Apalagi dengan kejutan pandemi covid 19 saat kini dengan sejumlah tantangan
organisasi birokrasi maupun organisasi swasta. Ada ruang dimana kejutan sosial
(social shock) bisa terjadi karena krisis lingkungan sosial antar harapan
tercapainya kebutuhan dan capaian keberhasilan institusional dalam mendesain
program ditengah pandemi covid 19.
Spektrum
sosial keberagamaan yang menyoroti soal tradisi ibadah normal dan masa siaga
darurat menjadi " frame " dalam prilaku sosial saat ini, dimana ada
kepatuhan, ketaatan dlm melaksanakan aturan, tapi juga ada ketakutan karena
ledakan kematian dan saat bersamaan juga ada soal faktor kebutuhan yang harus
dipenuhi untuk terlepas dari lingkar kebutuhan primer, antara stay at home dan
pemenuhan kebutuhan hidup.
Tidak heran,
tantangan ini menjadi tantangan bersama yang saya, Pdt. Amsal Yowei sampaikan
sebagai " sinergitas beragama", dimana indikatornya adalah membangun
soliditas umat beragama sebagai makhluk Tuhan untuk sama sama keluar dari
pandemi COVID 19.
Maka respon
sosial keumatan dalam mengembangkan sinergitas beragama juga didasarkan pada
ketaatan, kepatuhan dalam melaksanakan regulasi dan penyampaian informasi
pemerintah dalam mengatasi lonjakan pasien positif covid 19 dengan tingkat
sebaran Covid 19 di masyarakat yang secara acak terjadi, diliuar dari dugaan
dugaan nalar kita.
Apa
tindakannya, ...yah !!!
Social
distancing dan pshycal distancing berupa masing masing kita menjadi pemutus
sebaran Covid 19 dengan stay at home berupa bekerja dari rumah dan beribadah
dari rumah.
Apa
keuntungannya ...!!!
Penguatan
keluarga menjadi " faktor penting " dari kecerdasan sosial dan
kecerdasan dalam bekerja. " Rumah " jadi pilihan utama dengan
keajegan yang mengkonfirmasi berbagai tindakan personal dan sosial, karena
ending stay at home itu adalah " rumah abadi " ( syurga) yang semua
umat beragama sedang berusaha menggapai.
Perspektif
rumah boleh jadi menjadi asumsi asumsi personal berupa kejenuhan, kebosanan,
dan rutinitas yang melelahkan, tapi sesungguhnya jika didalami menjadi spektrum
luas dimana rumah menjadi konfirmasi perilaku sosial yang ajeg, terukur, damai
dan mensejahterakan.
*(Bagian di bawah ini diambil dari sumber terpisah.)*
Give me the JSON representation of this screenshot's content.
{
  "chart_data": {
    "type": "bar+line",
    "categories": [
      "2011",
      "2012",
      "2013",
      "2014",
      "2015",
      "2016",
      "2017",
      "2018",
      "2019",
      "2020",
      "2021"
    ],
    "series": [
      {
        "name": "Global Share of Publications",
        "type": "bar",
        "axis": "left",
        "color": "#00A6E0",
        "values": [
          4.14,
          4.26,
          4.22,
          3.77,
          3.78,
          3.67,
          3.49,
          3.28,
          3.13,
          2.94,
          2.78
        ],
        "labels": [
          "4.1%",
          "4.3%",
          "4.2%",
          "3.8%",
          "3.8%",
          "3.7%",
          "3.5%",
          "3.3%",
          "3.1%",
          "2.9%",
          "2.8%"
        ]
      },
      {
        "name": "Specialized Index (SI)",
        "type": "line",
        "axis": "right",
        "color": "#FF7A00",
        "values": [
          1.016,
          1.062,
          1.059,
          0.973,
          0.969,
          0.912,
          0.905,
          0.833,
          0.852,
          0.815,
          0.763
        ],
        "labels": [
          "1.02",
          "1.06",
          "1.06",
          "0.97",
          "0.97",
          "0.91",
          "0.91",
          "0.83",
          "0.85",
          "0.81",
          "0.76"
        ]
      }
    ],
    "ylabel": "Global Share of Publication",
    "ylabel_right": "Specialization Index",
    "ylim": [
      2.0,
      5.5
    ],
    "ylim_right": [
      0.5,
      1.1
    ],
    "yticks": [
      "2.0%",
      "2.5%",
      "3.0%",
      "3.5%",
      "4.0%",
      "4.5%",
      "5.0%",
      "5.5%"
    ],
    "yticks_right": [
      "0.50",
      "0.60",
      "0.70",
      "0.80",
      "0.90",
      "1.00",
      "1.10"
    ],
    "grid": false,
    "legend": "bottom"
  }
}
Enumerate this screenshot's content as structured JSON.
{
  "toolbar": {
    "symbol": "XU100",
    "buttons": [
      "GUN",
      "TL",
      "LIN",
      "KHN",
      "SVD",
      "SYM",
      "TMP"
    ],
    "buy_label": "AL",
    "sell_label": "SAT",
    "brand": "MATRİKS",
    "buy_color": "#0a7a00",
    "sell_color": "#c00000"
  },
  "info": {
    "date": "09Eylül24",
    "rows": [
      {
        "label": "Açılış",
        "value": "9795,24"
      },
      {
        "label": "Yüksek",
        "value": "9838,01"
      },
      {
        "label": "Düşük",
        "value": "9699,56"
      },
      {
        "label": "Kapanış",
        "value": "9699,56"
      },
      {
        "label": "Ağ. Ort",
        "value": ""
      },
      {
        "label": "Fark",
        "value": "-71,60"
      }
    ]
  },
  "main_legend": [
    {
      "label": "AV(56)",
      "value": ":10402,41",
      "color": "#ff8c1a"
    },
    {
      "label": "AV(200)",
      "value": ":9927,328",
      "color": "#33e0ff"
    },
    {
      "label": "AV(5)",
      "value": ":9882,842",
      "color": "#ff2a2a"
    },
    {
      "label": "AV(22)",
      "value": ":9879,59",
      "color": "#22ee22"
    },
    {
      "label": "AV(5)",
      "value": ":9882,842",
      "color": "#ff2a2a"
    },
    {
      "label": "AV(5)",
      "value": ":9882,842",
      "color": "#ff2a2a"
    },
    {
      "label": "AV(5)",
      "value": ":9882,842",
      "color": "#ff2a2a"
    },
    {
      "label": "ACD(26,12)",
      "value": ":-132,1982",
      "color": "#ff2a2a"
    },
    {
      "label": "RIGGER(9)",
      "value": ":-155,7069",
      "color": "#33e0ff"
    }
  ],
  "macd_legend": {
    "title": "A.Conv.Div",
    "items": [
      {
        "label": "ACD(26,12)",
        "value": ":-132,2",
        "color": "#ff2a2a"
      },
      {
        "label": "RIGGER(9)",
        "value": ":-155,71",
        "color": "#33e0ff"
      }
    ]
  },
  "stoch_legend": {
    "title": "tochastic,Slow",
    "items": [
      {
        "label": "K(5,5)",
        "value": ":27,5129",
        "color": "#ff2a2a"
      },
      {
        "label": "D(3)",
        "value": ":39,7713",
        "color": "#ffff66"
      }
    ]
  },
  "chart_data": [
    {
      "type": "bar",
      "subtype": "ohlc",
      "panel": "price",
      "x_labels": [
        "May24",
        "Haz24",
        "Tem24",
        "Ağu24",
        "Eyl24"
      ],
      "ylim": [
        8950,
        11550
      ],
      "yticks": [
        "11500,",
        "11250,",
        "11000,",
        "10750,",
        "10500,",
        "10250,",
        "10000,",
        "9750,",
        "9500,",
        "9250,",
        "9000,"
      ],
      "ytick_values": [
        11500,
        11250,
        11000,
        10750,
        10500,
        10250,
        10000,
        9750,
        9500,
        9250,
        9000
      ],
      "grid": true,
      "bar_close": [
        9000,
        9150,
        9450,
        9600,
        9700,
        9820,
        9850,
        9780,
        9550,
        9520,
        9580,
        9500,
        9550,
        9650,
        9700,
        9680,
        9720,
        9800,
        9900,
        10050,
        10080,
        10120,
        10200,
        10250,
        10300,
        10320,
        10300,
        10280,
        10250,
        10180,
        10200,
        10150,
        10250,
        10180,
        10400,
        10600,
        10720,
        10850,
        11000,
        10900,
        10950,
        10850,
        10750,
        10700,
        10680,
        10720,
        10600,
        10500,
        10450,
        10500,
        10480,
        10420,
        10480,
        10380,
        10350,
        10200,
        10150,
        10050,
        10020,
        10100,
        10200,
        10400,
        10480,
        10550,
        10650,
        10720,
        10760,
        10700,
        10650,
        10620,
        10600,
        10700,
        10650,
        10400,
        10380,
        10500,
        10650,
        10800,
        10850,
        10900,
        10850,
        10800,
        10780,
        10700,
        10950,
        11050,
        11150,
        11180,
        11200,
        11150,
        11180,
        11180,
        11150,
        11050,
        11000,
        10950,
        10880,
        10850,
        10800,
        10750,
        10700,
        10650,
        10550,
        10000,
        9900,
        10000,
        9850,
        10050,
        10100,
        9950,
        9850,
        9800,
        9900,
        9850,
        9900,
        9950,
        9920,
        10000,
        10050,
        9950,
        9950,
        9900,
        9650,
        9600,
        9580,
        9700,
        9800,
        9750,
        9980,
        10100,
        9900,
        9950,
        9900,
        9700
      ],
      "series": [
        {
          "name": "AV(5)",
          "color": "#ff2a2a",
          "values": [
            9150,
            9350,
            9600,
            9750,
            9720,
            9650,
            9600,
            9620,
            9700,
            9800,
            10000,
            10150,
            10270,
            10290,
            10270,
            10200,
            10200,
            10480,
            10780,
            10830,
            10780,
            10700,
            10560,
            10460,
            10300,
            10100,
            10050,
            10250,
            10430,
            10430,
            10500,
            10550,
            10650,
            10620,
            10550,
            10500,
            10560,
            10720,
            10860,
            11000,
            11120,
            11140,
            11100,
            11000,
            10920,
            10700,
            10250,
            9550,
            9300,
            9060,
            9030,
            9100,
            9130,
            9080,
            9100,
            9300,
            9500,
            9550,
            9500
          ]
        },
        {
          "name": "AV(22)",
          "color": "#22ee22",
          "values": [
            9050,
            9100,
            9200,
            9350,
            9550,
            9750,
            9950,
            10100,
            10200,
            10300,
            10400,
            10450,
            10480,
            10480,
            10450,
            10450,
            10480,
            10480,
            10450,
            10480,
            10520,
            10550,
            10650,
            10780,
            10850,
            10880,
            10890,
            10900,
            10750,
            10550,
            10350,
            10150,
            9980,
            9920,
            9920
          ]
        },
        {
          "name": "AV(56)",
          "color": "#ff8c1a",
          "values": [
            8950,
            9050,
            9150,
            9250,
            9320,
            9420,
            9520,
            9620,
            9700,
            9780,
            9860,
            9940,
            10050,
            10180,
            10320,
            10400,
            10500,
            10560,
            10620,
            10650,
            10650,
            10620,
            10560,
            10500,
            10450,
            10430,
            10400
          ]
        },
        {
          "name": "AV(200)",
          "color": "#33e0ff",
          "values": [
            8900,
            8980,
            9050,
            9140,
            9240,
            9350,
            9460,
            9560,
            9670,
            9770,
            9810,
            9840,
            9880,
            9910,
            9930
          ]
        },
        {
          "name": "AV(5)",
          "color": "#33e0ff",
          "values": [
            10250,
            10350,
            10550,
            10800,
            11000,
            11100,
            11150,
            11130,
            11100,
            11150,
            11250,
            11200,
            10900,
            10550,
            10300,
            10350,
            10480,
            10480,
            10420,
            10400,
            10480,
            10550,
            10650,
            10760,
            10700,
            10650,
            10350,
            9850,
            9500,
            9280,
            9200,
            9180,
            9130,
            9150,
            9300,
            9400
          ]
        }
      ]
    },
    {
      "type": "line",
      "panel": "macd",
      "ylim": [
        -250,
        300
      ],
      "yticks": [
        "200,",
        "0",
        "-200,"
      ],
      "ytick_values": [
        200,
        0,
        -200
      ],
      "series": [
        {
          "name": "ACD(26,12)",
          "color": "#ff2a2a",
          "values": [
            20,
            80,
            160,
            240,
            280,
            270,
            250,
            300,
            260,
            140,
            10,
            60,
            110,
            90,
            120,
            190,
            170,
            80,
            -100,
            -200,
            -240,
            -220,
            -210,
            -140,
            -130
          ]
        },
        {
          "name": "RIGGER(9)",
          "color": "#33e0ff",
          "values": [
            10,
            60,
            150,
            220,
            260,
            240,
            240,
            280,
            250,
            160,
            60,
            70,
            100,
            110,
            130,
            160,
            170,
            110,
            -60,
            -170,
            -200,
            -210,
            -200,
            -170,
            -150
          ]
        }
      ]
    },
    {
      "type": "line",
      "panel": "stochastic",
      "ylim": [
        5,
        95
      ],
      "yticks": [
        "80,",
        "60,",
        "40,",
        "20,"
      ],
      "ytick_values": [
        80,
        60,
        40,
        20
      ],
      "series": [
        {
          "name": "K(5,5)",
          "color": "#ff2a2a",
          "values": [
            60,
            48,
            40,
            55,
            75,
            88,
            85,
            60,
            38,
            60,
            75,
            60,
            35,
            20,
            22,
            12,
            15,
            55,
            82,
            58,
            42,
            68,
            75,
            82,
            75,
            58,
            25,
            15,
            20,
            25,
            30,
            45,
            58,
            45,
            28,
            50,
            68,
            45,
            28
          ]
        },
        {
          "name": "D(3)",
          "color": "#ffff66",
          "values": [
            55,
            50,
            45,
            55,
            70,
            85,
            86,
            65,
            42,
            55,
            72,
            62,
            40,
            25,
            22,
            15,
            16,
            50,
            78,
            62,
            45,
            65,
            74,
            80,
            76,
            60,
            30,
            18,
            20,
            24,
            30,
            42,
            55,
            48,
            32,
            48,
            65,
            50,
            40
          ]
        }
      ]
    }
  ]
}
Bukankah rumah abadi (syurga) itu, ekspektasi tertinggi yang
sedang kita perjuangkan dalam masa kehidupan kita didunia.
Nah ... !!!
Bagi orang beriman adalah usaha keras untuk mencapai ekspektasi rumah abadi
(syurga) itu diwujudkan dengan membangun keajegan dalam rumah kita sendiri,
karena pesona rumah kita itu sebenarnya damai sejahtera _ !!!.
Yah !!, bagi
orang beriman bahwa pandemi covid 19 juga adalah ujian keimanan dan juga
teguran Tuhan dalam mengembangkan sinergitas beragama, karena sebagai makhluk
Tuhan, boleh jadi gempuran teknologi membuat kita kadang lupa berdoa atau juga
lupa beribadah dan hampir semua waktu kita selalu berhubungan dengan teknologi
; ponsel cerdas kita , sehingga pijakan pandemi covid 19 juga mampu menaikan
derajat kesadaran pada kita untuk pulang ke rumah jiwa kita, karena disitulah
titik dimana kita menemukan diri kita yang sejatinya adalah makhluk Tuhan.